}

Sunday, February 14, 2016

Don’t tell me not to be glad

Society tells us it’s impolite to celebrate someone’s death. No matter how bitter the enmity, and no matter how strong the adversarial relationship, we are to say only nice things, or, if we can’t manage that, remain completely silent. Screw that!

US Supreme Court Associate Justice Antonin Scalia died, and I won’t pretend to be the least bit sorry he’s gone from the court he polluted for three long decades. I would have been perfectly happy for him to simply retire, but he was never going to do that, so this was the only possible way to see him leave the court.

So—to be abundantly clear about this—I’m not actually celebrating his death, because that's something about which I couldn’t possibly care less. Instead, I’m celebrating the fact that he’s gone from the Supreme Court, because that I care very much about.

Scalia was the scourge of all fair-minded Americans. He was focused on imposing his personal views of what the eighteenth century authors of the US Constitution meant when they wrote it—even though he was often demonstrably wrong (like about the Second Amendment, for example, about which he flip-flopped).
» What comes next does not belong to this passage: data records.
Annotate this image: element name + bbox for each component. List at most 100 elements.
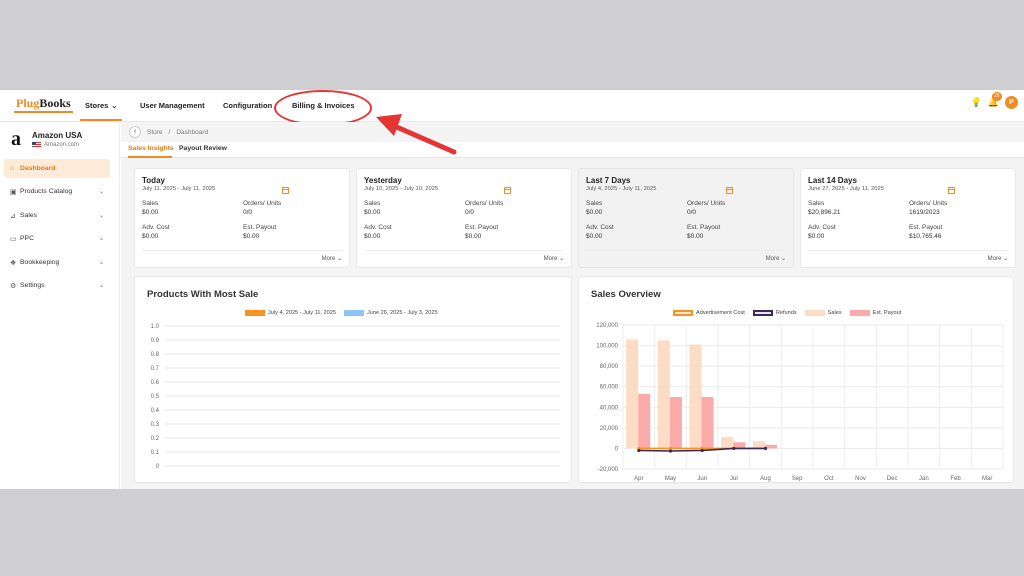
sales-value: $0.00	[142, 209, 159, 216]
legend-item[interactable]: July 4, 2025 - July 11, 2025	[245, 310, 336, 316]
card-est-payout: Est. Payout $0.00	[243, 224, 276, 240]
x-tick-label: Apr	[634, 476, 643, 482]
sales-value: $0.00	[364, 209, 381, 216]
card-date-range: July 10, 2025 - July 10, 2025	[364, 186, 439, 192]
card-date-range: June 27, 2025 - July 11, 2025	[808, 186, 884, 192]
calendar-icon[interactable]	[504, 187, 511, 194]
breadcrumb-dashboard: Dashboard	[176, 128, 209, 136]
bar-est-payout	[701, 397, 714, 449]
calendar-icon[interactable]	[726, 187, 733, 194]
more-label: More	[543, 256, 558, 262]
card-adv-cost: Adv. Cost $0.00	[364, 224, 392, 240]
y-tick-label: 0.1	[151, 450, 160, 456]
sales-overview-panel: Sales Overview Advertisement Cost Refund…	[578, 276, 1014, 483]
legend-item[interactable]: Advertisement Cost	[673, 310, 745, 316]
adv-cost-value: $0.00	[586, 233, 603, 240]
sidebar-item-sales[interactable]: ⊿ Sales ⌄	[4, 206, 110, 225]
adv-cost-label: Adv. Cost	[808, 224, 836, 231]
card-more-button[interactable]: More ⌄	[364, 250, 564, 262]
sidebar-item-settings[interactable]: ⚙ Settings ⌄	[4, 276, 110, 295]
x-tick-label: Feb	[950, 476, 961, 482]
products-most-sale-panel: Products With Most Sale July 4, 2025 - J…	[134, 276, 572, 483]
breadcrumb-separator: /	[168, 128, 171, 136]
chevron-down-icon: ⌄	[98, 260, 104, 266]
bar-sales	[626, 339, 639, 449]
legend-item[interactable]: Refunds	[752, 310, 797, 316]
est-payout-value: $0.00	[687, 233, 704, 240]
products-chart: 1.0 0.9 0.8 0.7 0.6 0.5 0.4 0.3 0.2 0.1 0	[151, 324, 560, 470]
est-payout-label: Est. Payout	[687, 224, 721, 231]
legend-label: June 26, 2025 - July 3, 2025	[367, 310, 438, 316]
x-tick-label: Jun	[697, 476, 707, 482]
sales-overview-chart: 120,000 100,000 80,000 60,000 40,000 20,000 0 -…	[596, 323, 1004, 482]
calendar-icon[interactable]	[282, 187, 289, 194]
logo-suffix: Books	[39, 96, 71, 110]
card-sales: Sales $20,896.21	[808, 200, 841, 216]
legend-swatch	[804, 310, 825, 316]
x-tick-label: Jan	[919, 476, 929, 482]
adv-cost-label: Adv. Cost	[364, 224, 392, 231]
chevron-down-icon: ⌄	[780, 256, 786, 262]
card-est-payout: Est. Payout $0.00	[687, 224, 720, 240]
y-tick-label: 0.8	[151, 352, 160, 358]
legend-item[interactable]: June 26, 2025 - July 3, 2025	[344, 310, 438, 316]
card-more-button[interactable]: More ⌄	[586, 250, 786, 262]
adv-cost-value: $0.00	[364, 233, 381, 240]
store-domain: Amazon.com	[32, 142, 82, 148]
card-title: Today	[142, 176, 165, 185]
nav-stores[interactable]: Stores ⌄	[85, 101, 117, 110]
back-arrow-icon[interactable]: ‹	[129, 126, 141, 138]
y-tick-label: 60,000	[600, 385, 619, 391]
book-icon: ❖	[10, 259, 17, 267]
sidebar-item-dashboard[interactable]: ⌂ Dashboard	[4, 159, 110, 178]
card-more-button[interactable]: More ⌄	[142, 250, 342, 262]
sidebar-item-label: PPC	[20, 235, 34, 242]
card-adv-cost: Adv. Cost $0.00	[586, 224, 614, 240]
sidebar: a Amazon USA Amazon.com ⌂ Dashboard ▣ Prod…	[0, 122, 120, 489]
plugbooks-logo[interactable]: PlugBooks	[14, 96, 73, 113]
store-selector[interactable]: a Amazon USA Amazon.com	[6, 129, 82, 150]
legend-swatch	[752, 310, 773, 316]
x-tick-label: Aug	[760, 476, 771, 482]
nav-stores-label: Stores	[85, 101, 109, 110]
adv-cost-label: Adv. Cost	[142, 224, 170, 231]
calendar-icon[interactable]	[948, 187, 955, 194]
sales-label: Sales	[808, 200, 825, 207]
tab-sales-insights[interactable]: Sales Insights	[128, 145, 174, 152]
store-domain-label: Amazon.com	[44, 142, 80, 148]
sidebar-item-bookkeeping[interactable]: ❖ Bookkeeping ⌄	[4, 253, 110, 272]
gear-icon: ⚙	[10, 282, 17, 290]
summary-card-last-14-days: Last 14 Days June 27, 2025 - July 11, 20…	[800, 168, 1016, 268]
x-tick-label: Oct	[824, 476, 834, 482]
sidebar-item-ppc[interactable]: ▭ PPC ⌄	[4, 229, 110, 248]
tab-payout-review[interactable]: Payout Review	[179, 145, 227, 152]
sidebar-item-products-catalog[interactable]: ▣ Products Catalog ⌄	[4, 182, 110, 201]
y-tick-label: 0	[615, 446, 619, 452]
y-tick-label: 0	[156, 464, 160, 470]
avatar[interactable]: P	[1005, 96, 1018, 109]
legend-item[interactable]: Sales	[804, 310, 842, 316]
summary-card-today: Today July 11, 2025 - July 11, 2025 Sale…	[134, 168, 350, 268]
orders-label: Orders/ Units	[465, 200, 504, 207]
y-tick-label: 20,000	[600, 426, 619, 432]
sales-value: $20,896.21	[808, 209, 841, 216]
card-more-button[interactable]: More ⌄	[808, 250, 1008, 262]
chevron-down-icon: ⌄	[111, 103, 118, 110]
highlight-ellipse	[274, 90, 372, 126]
breadcrumb-store[interactable]: Store	[147, 129, 163, 136]
orders-label: Orders/ Units	[687, 200, 726, 207]
summary-card-last-7-days: Last 7 Days July 4, 2025 - July 11, 2025…	[578, 168, 794, 268]
legend-swatch	[245, 310, 265, 316]
nav-user-management[interactable]: User Management	[140, 101, 205, 110]
legend-swatch	[344, 310, 364, 316]
lightbulb-icon[interactable]: 💡	[971, 97, 982, 108]
bell-icon[interactable]: 🔔 26	[988, 92, 1002, 108]
us-flag-icon	[32, 142, 41, 148]
legend-item[interactable]: Est. Payout	[849, 310, 901, 316]
card-orders: Orders/ Units 0/0	[687, 200, 725, 216]
breadcrumb: ‹ Store / Dashboard	[129, 126, 208, 138]
more-label: More	[321, 256, 336, 262]
nav-configuration[interactable]: Configuration	[223, 101, 272, 110]
chart-legend: July 4, 2025 - July 11, 2025 June 26, 20…	[245, 310, 438, 316]
x-tick-label: Dec	[887, 476, 898, 482]
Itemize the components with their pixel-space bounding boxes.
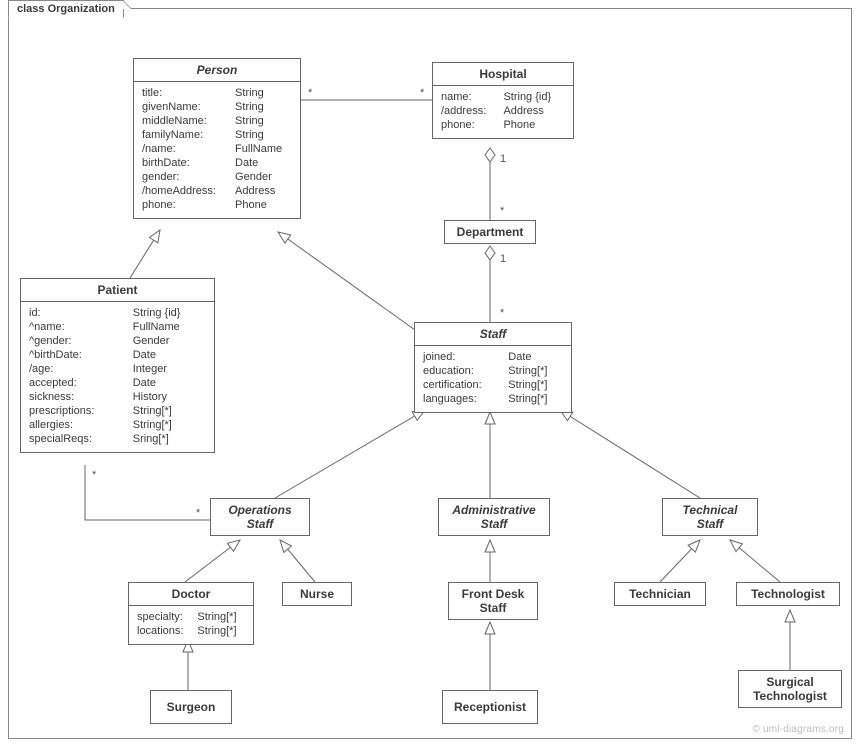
class-department: Department bbox=[444, 220, 536, 244]
attribute-list: id:String {id} ^name:FullName ^gender:Ge… bbox=[27, 306, 208, 446]
class-operations-staff: OperationsStaff bbox=[210, 498, 310, 536]
class-administrative-staff: AdministrativeStaff bbox=[438, 498, 550, 536]
class-patient: Patient id:String {id} ^name:FullName ^g… bbox=[20, 278, 215, 453]
class-title: Front DeskStaff bbox=[449, 583, 537, 619]
attribute-list: title:String givenName:String middleName… bbox=[140, 86, 294, 212]
class-title: Receptionist bbox=[443, 691, 537, 718]
class-title: Nurse bbox=[283, 583, 351, 605]
class-staff: Staff joined:Date education:String[*] ce… bbox=[414, 322, 572, 413]
class-technologist: Technologist bbox=[736, 582, 840, 606]
class-title: Person bbox=[134, 59, 300, 81]
class-title: Patient bbox=[21, 279, 214, 301]
class-title: Surgeon bbox=[151, 691, 231, 718]
class-title: OperationsStaff bbox=[211, 499, 309, 535]
class-title: Doctor bbox=[129, 583, 253, 605]
class-title: Technician bbox=[615, 583, 705, 605]
frame-label-text: class Organization bbox=[17, 3, 115, 15]
class-title: Staff bbox=[415, 323, 571, 345]
class-surgeon: Surgeon bbox=[150, 690, 232, 724]
attribute-list: name:String {id} /address:Address phone:… bbox=[439, 90, 567, 132]
class-title: SurgicalTechnologist bbox=[739, 671, 841, 707]
class-title: TechnicalStaff bbox=[663, 499, 757, 535]
class-front-desk-staff: Front DeskStaff bbox=[448, 582, 538, 620]
attribute-list: joined:Date education:String[*] certific… bbox=[421, 350, 565, 406]
class-title: Hospital bbox=[433, 63, 573, 85]
class-hospital: Hospital name:String {id} /address:Addre… bbox=[432, 62, 574, 139]
class-title: Technologist bbox=[737, 583, 839, 605]
frame-label: class Organization bbox=[8, 0, 124, 18]
attribute-list: specialty:String[*] locations:String[*] bbox=[135, 610, 247, 638]
class-surgical-technologist: SurgicalTechnologist bbox=[738, 670, 842, 708]
class-technical-staff: TechnicalStaff bbox=[662, 498, 758, 536]
class-title: Department bbox=[445, 221, 535, 243]
class-receptionist: Receptionist bbox=[442, 690, 538, 724]
class-doctor: Doctor specialty:String[*] locations:Str… bbox=[128, 582, 254, 645]
class-nurse: Nurse bbox=[282, 582, 352, 606]
class-title: AdministrativeStaff bbox=[439, 499, 549, 535]
class-technician: Technician bbox=[614, 582, 706, 606]
class-person: Person title:String givenName:String mid… bbox=[133, 58, 301, 219]
watermark: © uml-diagrams.org bbox=[752, 724, 844, 735]
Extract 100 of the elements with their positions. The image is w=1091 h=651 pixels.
But that wasn’t all he cared about: He sought to impose his extremist rightwing religious views onto everyone, too.

As a rightwing Roman Catholic, Scalia was fervently anti-abortion. He believed that not only did women not have the constitutional right to abortion as affirmed in Roe v. Wade, he thought no government could grant that right.

Scalia was also rabidly anti-gay. He wrote angry, bitter, and even vicious dissents attacking the human and civil rights of gay Americans, and he often used deeply bigoted language to mount such attacks. He also compared being gay to murder because he believed both are “immoral”. What his votes on the Supreme Court mean is that he believed gay people should be put in prison for having sex, and same-gender couples should not have the exact same legal rights and protections that their married heterosexual friends and family members take for granted as a birthright.

So, I completely disagreed with Scalia’s politics: He was wrong on abortion, he was wrong on the Second Amendment (after he flip-flopped), he was wrong on gay people’s right to privacy, and he was wrong about marriage equality.

I also utterly reject the nonsense that he was a “brilliant”: The man promoted a weird view of the Constitution, one that was forever entombed in a time when black people were mere property, women had no rights whatsoever, and gay people belonged in prison or being executed. That bizarre way of thinking can be called many things, but “brilliant” is absolutely not one of them.

Practically before Scalia’s body was even cold, Republicans announced that they plan to play their typical partisan games, blocking any nominee put forward by President Obama. That would be an utter abdication of their duty under the Constitution, and incredibly stupid politics: It would ensure Democrats re-take the US Senate.

What annoys me most about the Republicans’ partisan political games is this: Do Republicans seriously expect us to believe that blocking any nominee, no matter how qualified or good, thereby refusing to do their duty, would be about ANYTHING other than purely partisan politics?! Do they seriously expect us to think their partisan political games are reasonable? REALLY?!

So, if this had happened in George W. Bush’s last year, Republicans would have been completely okay if Democrats had done what Republicans now plan to do? Because we all know damn well that if the roles were reversed, Republicans would NEVER agree to wait for the next president. Mitch McConnell and his cabal clearly think we’re all far too stupid to see what they’re up to: The same old stupid partisan political games they always play.

If Republicans’ games succeed, there could be a 4-4 split in Supreme Court decisions, which would mean that the lower court decision would stand, but no precedent would be set. It would be as if the Court had never even considered the cases [for more about cases this could affect, both Think Progress and also Vox have listed cases and what could happen].

So, I’m not the least bit sorry that Scalia is gone from the Supreme Court, even though it took his death to happen. After all, he could have chosen to leave by retiring, but he didn’t. The fact that he’s gone from the court is the only thing that matters.

There’s been some moralising on the centre and left, tut-tutting those of us who are glad Scalia’s gone. They scold us for an imagined lack of grace, and for being inhuman. Putting aside that Scalia himself was inhuman toward LGBT people like me, I think this sort of self-righteous preaching is naïve.

The very moment that news of Scalia’s death was announced, the rightwing went into overdrive promoting the virtual sainthood of Scalia, as if everything he did and said was nearly divine, beyond reproach or dissent. Put another way, the rightwing immediately set about the task of shaping and forming public discourse about Scalia, and what his image and legacy would be. By remaining silent, those of us who were adversaries and critics during his lifetime would be contributing to the political canonisation of a man who was, to us, the very opposite of a saint.

Scalia’s family knows all this, and they’re well used to it: As a public figure, Scalia constantly faced criticism, so it’s absurd to suggest that critics should now suddenly remain silent—at the very moment the rightwing is asserting theirs as the only correct opinion and view of the man and is career. It is our duty to proclaim our dissent and repeat out criticism.

So, don’t anyone dare to tell me not to be glad Scalia’s gone from the Court, because I am glad. It’s his death itself that I couldn’t possibly care less about.

Update: Writing on The Advocate, Neal Broverman says "Dear Straight People: We're Entitled to Our Feelings on Scalia". I concur.